Step Four: Design for Iteration, Not Perfection
One of the biggest mistakes I see teams make with ambiguous projects is waiting until everything is defined before they start making. But making — designing, writing, prototyping, testing — is itself a form of thinking. It surfaces constraints and opportunities that no amount of planning will reveal.
When we finally move into execution on a project like this, we build in deliberate iteration loops. Every output is treated as a draft until proven otherwise. We ship small, learn fast, and adjust. This isn't a lack of confidence — it's disciplined humility about the limits of what we can know before we've actually built something real.
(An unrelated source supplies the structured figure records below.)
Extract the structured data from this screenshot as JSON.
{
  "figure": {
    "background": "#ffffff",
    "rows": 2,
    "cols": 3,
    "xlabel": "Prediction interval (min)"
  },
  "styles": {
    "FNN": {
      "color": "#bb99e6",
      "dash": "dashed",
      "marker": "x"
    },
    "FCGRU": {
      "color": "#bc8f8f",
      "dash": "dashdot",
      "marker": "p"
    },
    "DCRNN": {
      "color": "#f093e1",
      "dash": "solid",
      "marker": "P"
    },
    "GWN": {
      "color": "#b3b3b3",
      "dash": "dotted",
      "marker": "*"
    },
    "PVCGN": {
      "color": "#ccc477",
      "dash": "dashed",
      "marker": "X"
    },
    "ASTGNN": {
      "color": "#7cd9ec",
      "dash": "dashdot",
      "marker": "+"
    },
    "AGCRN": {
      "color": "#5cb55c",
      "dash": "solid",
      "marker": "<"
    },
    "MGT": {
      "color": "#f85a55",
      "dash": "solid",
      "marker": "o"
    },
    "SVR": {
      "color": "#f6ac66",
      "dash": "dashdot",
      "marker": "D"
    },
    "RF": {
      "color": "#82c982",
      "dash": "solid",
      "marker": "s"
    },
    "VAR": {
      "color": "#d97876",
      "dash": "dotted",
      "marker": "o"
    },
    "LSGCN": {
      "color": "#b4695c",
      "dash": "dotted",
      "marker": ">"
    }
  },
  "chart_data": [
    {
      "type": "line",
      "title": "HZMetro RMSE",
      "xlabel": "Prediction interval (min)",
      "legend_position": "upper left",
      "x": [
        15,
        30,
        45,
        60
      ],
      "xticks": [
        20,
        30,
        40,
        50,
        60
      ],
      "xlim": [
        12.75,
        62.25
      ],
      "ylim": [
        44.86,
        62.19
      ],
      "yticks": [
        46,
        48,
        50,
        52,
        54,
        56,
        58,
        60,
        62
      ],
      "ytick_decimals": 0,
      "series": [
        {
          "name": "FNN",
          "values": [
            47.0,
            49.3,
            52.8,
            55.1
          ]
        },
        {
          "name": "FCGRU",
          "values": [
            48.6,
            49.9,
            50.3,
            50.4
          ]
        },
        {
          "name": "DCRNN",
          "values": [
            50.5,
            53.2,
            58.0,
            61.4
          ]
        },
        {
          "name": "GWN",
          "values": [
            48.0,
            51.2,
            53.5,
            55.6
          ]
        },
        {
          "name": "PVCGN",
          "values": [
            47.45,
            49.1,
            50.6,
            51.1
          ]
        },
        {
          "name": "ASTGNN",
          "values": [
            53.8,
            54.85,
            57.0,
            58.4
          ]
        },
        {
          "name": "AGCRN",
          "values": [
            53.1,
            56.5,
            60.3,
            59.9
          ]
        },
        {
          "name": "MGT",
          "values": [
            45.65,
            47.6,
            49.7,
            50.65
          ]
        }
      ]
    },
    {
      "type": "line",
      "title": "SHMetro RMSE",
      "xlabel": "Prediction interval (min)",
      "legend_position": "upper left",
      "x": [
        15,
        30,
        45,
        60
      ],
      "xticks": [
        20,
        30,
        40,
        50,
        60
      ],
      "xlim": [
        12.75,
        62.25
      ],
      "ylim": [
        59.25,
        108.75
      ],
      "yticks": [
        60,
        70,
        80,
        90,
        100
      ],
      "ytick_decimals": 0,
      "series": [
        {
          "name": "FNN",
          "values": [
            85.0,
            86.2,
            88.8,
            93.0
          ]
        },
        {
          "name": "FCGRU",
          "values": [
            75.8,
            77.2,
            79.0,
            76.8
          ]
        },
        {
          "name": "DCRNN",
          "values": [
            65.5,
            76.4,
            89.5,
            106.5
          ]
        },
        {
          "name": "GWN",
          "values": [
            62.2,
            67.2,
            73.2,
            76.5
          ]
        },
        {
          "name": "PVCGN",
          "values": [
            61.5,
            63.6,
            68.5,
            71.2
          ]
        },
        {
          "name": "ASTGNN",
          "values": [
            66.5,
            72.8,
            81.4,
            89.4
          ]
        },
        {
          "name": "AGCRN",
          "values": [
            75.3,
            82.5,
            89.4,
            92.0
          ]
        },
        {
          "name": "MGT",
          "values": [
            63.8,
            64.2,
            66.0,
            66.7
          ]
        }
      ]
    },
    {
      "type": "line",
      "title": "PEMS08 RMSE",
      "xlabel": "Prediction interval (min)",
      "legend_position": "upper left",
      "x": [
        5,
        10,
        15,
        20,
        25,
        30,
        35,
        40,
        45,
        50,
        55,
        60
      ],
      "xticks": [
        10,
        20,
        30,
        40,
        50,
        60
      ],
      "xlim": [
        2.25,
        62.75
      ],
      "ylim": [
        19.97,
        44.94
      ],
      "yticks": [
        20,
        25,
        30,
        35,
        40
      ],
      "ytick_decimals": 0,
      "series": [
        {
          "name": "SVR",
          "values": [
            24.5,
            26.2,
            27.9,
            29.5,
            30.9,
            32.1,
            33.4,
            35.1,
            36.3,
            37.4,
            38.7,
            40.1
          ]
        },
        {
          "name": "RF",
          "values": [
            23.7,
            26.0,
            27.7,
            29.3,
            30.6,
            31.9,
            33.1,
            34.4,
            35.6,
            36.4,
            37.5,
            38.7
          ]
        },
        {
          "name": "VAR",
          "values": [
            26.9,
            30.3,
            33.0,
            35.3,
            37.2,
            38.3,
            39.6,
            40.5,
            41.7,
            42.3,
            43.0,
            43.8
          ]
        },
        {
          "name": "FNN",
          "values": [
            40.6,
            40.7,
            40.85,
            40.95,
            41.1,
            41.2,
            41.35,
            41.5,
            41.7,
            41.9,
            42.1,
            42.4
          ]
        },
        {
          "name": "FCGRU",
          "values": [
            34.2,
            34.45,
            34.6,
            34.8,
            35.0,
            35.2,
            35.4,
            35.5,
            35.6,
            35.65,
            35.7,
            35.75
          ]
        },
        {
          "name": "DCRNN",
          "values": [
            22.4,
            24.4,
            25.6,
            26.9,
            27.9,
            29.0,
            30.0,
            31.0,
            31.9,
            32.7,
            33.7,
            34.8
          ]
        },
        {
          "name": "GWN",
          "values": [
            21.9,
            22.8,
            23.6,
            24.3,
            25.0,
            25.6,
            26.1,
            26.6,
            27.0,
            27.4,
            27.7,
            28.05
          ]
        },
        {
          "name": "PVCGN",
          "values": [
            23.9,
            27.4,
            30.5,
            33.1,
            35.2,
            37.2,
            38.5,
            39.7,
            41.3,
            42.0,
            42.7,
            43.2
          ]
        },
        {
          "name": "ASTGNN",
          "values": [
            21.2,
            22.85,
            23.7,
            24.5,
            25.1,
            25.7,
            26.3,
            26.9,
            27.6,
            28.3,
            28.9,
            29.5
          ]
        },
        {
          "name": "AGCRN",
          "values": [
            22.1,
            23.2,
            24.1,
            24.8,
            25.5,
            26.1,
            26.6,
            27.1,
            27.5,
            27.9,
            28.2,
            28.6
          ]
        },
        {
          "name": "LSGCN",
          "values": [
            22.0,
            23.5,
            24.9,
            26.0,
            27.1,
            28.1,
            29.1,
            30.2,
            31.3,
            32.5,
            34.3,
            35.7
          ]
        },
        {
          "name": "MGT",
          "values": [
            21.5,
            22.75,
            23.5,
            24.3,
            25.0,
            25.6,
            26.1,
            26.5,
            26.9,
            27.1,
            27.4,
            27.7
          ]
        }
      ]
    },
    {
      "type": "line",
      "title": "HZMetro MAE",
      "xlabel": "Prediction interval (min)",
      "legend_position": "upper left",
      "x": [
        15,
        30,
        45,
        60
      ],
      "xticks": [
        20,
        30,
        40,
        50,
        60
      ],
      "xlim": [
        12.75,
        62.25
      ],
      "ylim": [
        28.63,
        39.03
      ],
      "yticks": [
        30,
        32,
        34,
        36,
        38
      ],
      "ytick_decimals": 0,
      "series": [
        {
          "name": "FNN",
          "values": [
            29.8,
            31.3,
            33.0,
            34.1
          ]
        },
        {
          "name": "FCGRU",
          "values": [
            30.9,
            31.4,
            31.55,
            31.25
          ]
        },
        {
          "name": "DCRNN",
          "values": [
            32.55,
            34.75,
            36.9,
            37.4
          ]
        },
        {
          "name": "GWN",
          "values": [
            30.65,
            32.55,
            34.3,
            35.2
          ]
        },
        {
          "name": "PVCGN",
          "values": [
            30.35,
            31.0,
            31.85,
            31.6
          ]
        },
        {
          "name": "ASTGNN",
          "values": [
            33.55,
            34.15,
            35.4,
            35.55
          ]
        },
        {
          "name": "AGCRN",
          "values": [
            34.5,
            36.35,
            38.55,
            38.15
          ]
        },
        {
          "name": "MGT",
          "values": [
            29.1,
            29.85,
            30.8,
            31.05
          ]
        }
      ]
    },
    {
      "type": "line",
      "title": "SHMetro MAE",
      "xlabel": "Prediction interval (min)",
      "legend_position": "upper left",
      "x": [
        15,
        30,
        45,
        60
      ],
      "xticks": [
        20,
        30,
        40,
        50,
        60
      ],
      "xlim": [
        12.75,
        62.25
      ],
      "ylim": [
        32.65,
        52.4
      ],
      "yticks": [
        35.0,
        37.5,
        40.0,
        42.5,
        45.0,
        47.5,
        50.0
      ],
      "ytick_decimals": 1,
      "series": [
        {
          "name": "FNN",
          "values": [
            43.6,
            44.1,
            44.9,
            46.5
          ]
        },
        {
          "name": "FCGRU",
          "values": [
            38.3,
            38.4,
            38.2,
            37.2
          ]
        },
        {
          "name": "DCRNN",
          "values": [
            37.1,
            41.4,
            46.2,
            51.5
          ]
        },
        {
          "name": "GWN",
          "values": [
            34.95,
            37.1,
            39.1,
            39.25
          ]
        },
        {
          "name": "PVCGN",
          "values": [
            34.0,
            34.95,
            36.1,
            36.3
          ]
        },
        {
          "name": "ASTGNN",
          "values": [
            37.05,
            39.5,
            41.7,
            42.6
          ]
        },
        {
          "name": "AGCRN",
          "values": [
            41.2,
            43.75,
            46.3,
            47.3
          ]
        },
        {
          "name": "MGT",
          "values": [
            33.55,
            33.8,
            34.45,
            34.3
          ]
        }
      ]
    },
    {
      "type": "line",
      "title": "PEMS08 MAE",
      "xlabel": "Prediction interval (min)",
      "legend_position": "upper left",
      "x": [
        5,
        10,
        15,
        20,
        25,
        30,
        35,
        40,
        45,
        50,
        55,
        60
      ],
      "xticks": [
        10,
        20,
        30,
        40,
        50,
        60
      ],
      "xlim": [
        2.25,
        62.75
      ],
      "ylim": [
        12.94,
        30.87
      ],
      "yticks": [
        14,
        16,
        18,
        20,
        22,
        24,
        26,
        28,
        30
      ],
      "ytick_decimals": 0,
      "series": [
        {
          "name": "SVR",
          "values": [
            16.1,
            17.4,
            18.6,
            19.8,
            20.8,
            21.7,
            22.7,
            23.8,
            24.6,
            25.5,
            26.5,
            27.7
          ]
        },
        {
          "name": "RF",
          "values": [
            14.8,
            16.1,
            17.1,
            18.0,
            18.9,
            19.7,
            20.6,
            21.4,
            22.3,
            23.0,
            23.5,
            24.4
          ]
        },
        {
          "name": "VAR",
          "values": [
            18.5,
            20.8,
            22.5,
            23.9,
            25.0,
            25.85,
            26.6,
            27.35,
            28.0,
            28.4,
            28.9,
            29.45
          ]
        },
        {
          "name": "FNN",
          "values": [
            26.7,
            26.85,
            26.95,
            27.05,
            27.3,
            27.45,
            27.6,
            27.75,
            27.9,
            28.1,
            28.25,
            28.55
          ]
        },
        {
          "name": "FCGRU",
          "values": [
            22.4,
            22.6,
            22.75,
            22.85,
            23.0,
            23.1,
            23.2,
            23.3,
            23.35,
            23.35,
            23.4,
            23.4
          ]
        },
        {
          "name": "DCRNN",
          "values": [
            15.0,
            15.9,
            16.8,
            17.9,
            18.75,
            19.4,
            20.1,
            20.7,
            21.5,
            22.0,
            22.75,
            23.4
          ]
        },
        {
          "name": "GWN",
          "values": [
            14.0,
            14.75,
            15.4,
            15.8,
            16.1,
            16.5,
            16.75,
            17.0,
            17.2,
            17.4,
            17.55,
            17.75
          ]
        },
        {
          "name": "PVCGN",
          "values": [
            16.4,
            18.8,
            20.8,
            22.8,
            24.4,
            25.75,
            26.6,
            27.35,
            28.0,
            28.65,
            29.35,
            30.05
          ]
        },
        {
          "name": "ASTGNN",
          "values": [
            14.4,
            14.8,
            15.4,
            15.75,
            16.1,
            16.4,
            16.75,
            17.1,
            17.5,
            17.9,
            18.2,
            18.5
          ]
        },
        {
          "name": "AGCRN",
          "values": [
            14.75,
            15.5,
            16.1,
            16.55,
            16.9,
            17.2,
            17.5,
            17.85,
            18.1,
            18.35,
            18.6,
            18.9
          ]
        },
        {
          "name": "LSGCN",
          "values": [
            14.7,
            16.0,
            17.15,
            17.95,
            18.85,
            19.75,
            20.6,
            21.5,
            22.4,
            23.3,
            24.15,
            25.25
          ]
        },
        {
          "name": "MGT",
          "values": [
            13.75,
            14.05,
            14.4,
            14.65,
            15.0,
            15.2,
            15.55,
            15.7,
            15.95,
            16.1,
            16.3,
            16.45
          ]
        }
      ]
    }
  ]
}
What I've Learned from Working in the Undefined
The Totally Fake Slug 12345 framing is, of course, a placeholder — but it represents something I encounter constantly in growth work: projects that don't fit the template, clients who need something they can't quite articulate yet, and briefs that are more question than answer.
Here's what I know for certain after years of working through exactly these situations:
- The teams that thrive in ambiguity are the ones who've built a repeatable process for entering ambiguity — not for avoiding it
- Clarity is earned through action, not just analysis
- The most valuable thing you can give an undefined project is a clear point of view, held loosely
- Done is almost always better than perfect — especially in early-stage work where speed of learning matters more than polish
If you're sitting with a project right now that feels shapeless or overwhelming, I'd encourage you to resist the urge to wait for more information. Start mapping the edges. Build a hypothesis. Run a sprint. The shape of the thing will emerge — but only if you start moving toward it.
That's the real lesson from any placeholder, any blank brief, any totally fake slug: the work of defining the problem is the work. And it's some of the most important work we do.